Designing a fault tolerant system in a loosely coupled system based on async calls can be quite challenging, usually certain trade offs must be made between resilience and performance. The usual challenge faced while designing such a system is missed/unprocessed calls resulting in data drift, that exponentially increase overtime turning the system unusable.
GSM customer swapping his SIM card.
- SIM migration order created.
- Order processing starts, and SIM swap call is sent to network elements.
- Customer’s SIM is swapped but response from network elements is missed/not sent.
- CRM order is cancelled by customer care.
- Customer now has two different SIMs associated with his account, the one he is using listed in Network, and his old SIM card on CRM.
- All subsequent orders will fail since the customer’s service account is inconsistent through the BSS stack.
One way to prevent such an issue from happening all together is to lock the customer for editing until the SIM swap request is completed from network, and if a failure happens during SIM swap the customer remains locked until resolved manually, this approach is called Fault Avoidance, and its quite costly performance wise, also it provides a really poor customer experience.
Fault Tolerance on the other hand allows for such incidents to take place but the system prevents failure from happening. In my opinion the best pattern to handle faults in loosely coupled systems is check-pointing.

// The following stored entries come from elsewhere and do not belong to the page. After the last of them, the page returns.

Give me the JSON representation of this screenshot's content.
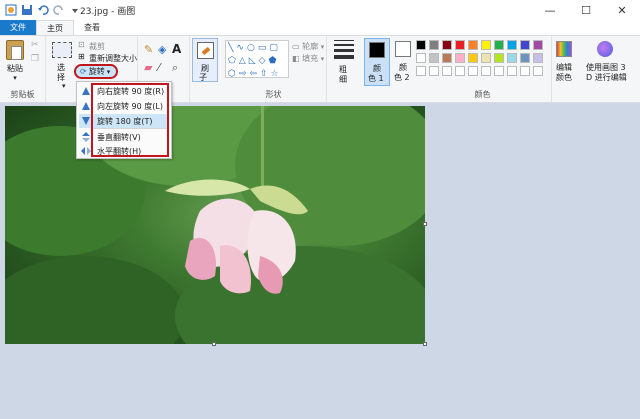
{
  "window": {
    "title": "23.jpg - 画图",
    "minimize": "—",
    "maximize": "☐",
    "close": "✕"
  },
  "tabs": [
    {
      "label": "文件"
    },
    {
      "label": "主页"
    },
    {
      "label": "查看"
    }
  ],
  "clipboard": {
    "paste_label": "粘贴",
    "group_label": "剪贴板"
  },
  "image": {
    "select_label": "选",
    "select_label2": "择",
    "crop_label": "裁剪",
    "resize_label": "重新调整大小",
    "rotate_label": "旋转"
  },
  "tools": {
    "brush_label": "刷",
    "brush_label2": "子"
  },
  "shapes": {
    "outline_label": "轮廓",
    "fill_label": "填充",
    "group_label": "形状"
  },
  "thickness_label": "粗",
  "thickness_label2": "细",
  "colors": {
    "color1_label": "颜",
    "color1_label2": "色 1",
    "color2_label": "颜",
    "color2_label2": "色 2",
    "edit_colors_label": "编辑",
    "edit_colors_label2": "颜色",
    "paint3d_label": "使用画图 3",
    "paint3d_label2": "D 进行编辑",
    "group_label": "颜色",
    "color1": "#000000",
    "color2": "#ffffff",
    "palette": [
      "#000000",
      "#7f7f7f",
      "#880015",
      "#ed1c24",
      "#ff7f27",
      "#fff200",
      "#22b14c",
      "#00a2e8",
      "#3f48cc",
      "#a349a4",
      "#ffffff",
      "#c3c3c3",
      "#b97a57",
      "#ffaec9",
      "#ffc90e",
      "#efe4b0",
      "#b5e61d",
      "#99d9ea",
      "#7092be",
      "#c8bfe7",
      "#ffffff",
      "#ffffff",
      "#ffffff",
      "#ffffff",
      "#ffffff",
      "#ffffff",
      "#ffffff",
      "#ffffff",
      "#ffffff",
      "#ffffff"
    ]
  },
  "rotate_menu": [
    {
      "label": "向右旋转 90 度(R)",
      "icon": "rotate-right-icon"
    },
    {
      "label": "向左旋转 90 度(L)",
      "icon": "rotate-left-icon"
    },
    {
      "label": "旋转 180 度(T)",
      "icon": "rotate-180-icon"
    },
    {
      "label": "垂直翻转(V)",
      "icon": "flip-vertical-icon"
    },
    {
      "label": "水平翻转(H)",
      "icon": "flip-horizontal-icon"
    }
  ],
  "accent": "#c0161e"
}
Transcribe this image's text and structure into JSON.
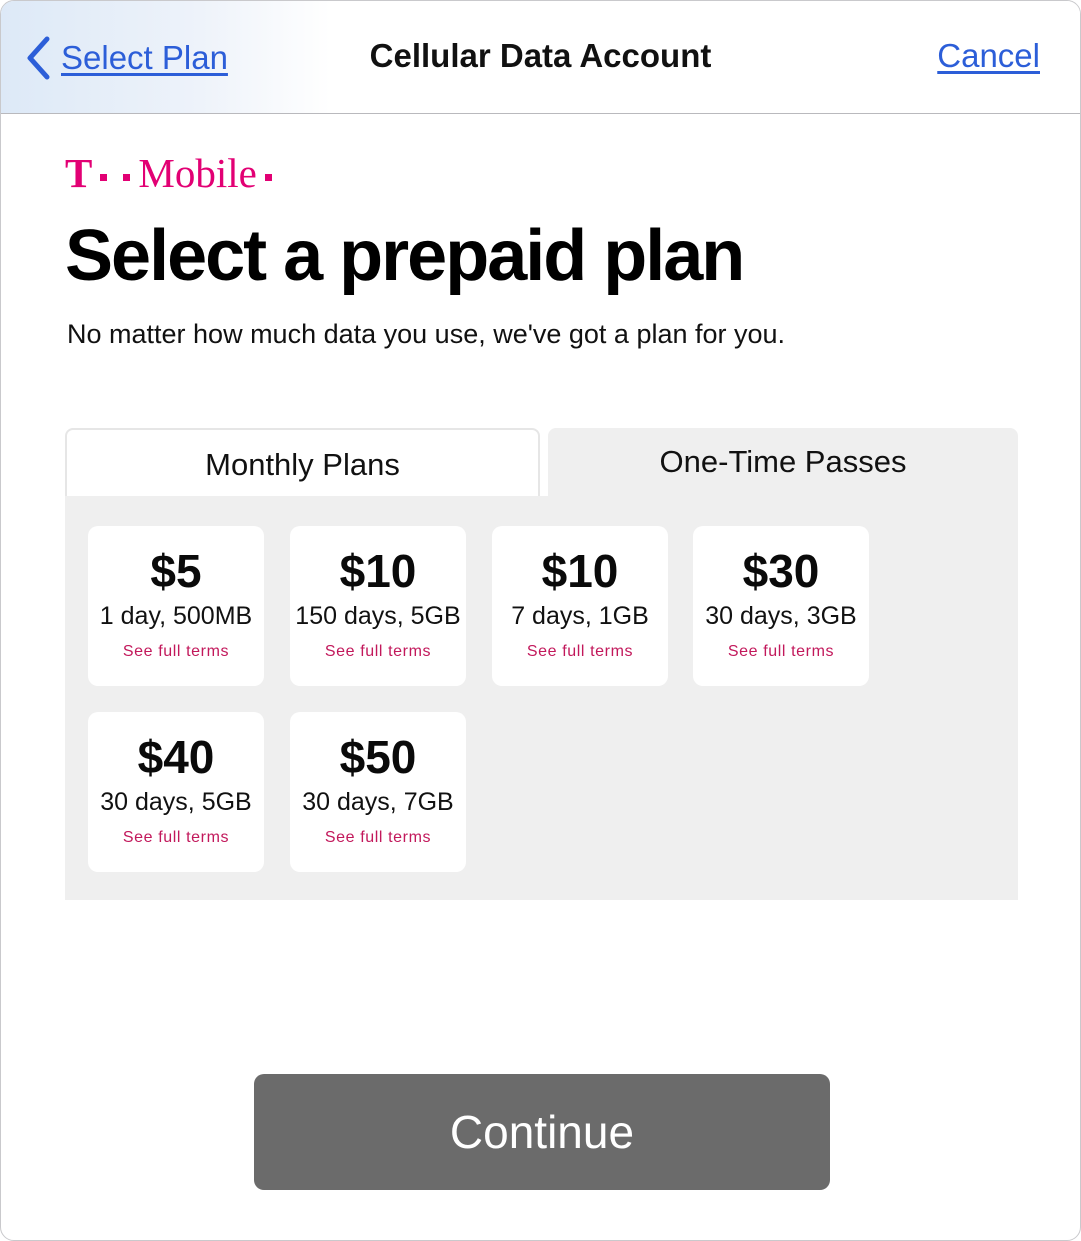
{
  "navbar": {
    "back_label": "Select Plan",
    "title": "Cellular Data Account",
    "cancel_label": "Cancel"
  },
  "brand": {
    "logo_text": "T · ·Mobile·",
    "logo_wordmark": "Mobile",
    "logo_letter": "T",
    "color": "#e20074"
  },
  "main": {
    "headline": "Select a prepaid plan",
    "subhead": "No matter how much data you use, we've got a plan for you."
  },
  "tabs": [
    {
      "label": "Monthly Plans",
      "selected": false
    },
    {
      "label": "One-Time Passes",
      "selected": true
    }
  ],
  "plans": [
    {
      "price": "$5",
      "desc": "1 day, 500MB",
      "terms": "See full terms"
    },
    {
      "price": "$10",
      "desc": "150 days, 5GB",
      "terms": "See full terms"
    },
    {
      "price": "$10",
      "desc": "7 days, 1GB",
      "terms": "See full terms"
    },
    {
      "price": "$30",
      "desc": "30 days, 3GB",
      "terms": "See full terms"
    },
    {
      "price": "$40",
      "desc": "30 days, 5GB",
      "terms": "See full terms"
    },
    {
      "price": "$50",
      "desc": "30 days, 7GB",
      "terms": "See full terms"
    }
  ],
  "footer": {
    "continue_label": "Continue"
  },
  "colors": {
    "link": "#2c5ed8",
    "accent": "#e20074",
    "panel": "#efefef",
    "button": "#6b6b6b"
  }
}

Checkpointing is a technique in which the system periodically checks for faults or inconsistencies and attempts to recover from them, thus preventing a failure from happening.
Check-pointing pattern is based on a four-stage approach:
- Error detection
- Damage assessment and confinement (sometimes called “firewalling”)
- Error recovery
- Fault treatment and continued service
If this approach sounds familiar its because its been in use for quite sometime now in SQL (a loosely coupled system between client and DB Server), to retain DB consistency in the event of a faults during long running queries the following steps are taken :
- Client session termination is detected (step 1 detection).
- Does user have any uncommitted DML queries (step 2 assessment).
- Access undo log and pull out data needed to rollback changes (step 3 recovery).
- Rollback changes and restore data consistency (step 4 fault treatment).
The pattern used by DBMSs, Checkpoint-rollback Scenario relies on taking a snap shot of the system at certain checkpoints through the process flow and upon failure between two checkpoints restoring the snapshot. However this pattern becomes too complex to implement in multi-tiered systems.
Checkpoint Recovery Block:
This pattern relies on using alternative flows based on the type of fault, the checkpoint recognizes the type of fault and picks the correct block to use to recover from the error and complete the process.
This approach is extensively while coding, try with multiple catching blocks each handling a different type of exception, however instead of using it within the code of a single layer its taken one step further and used on the process level.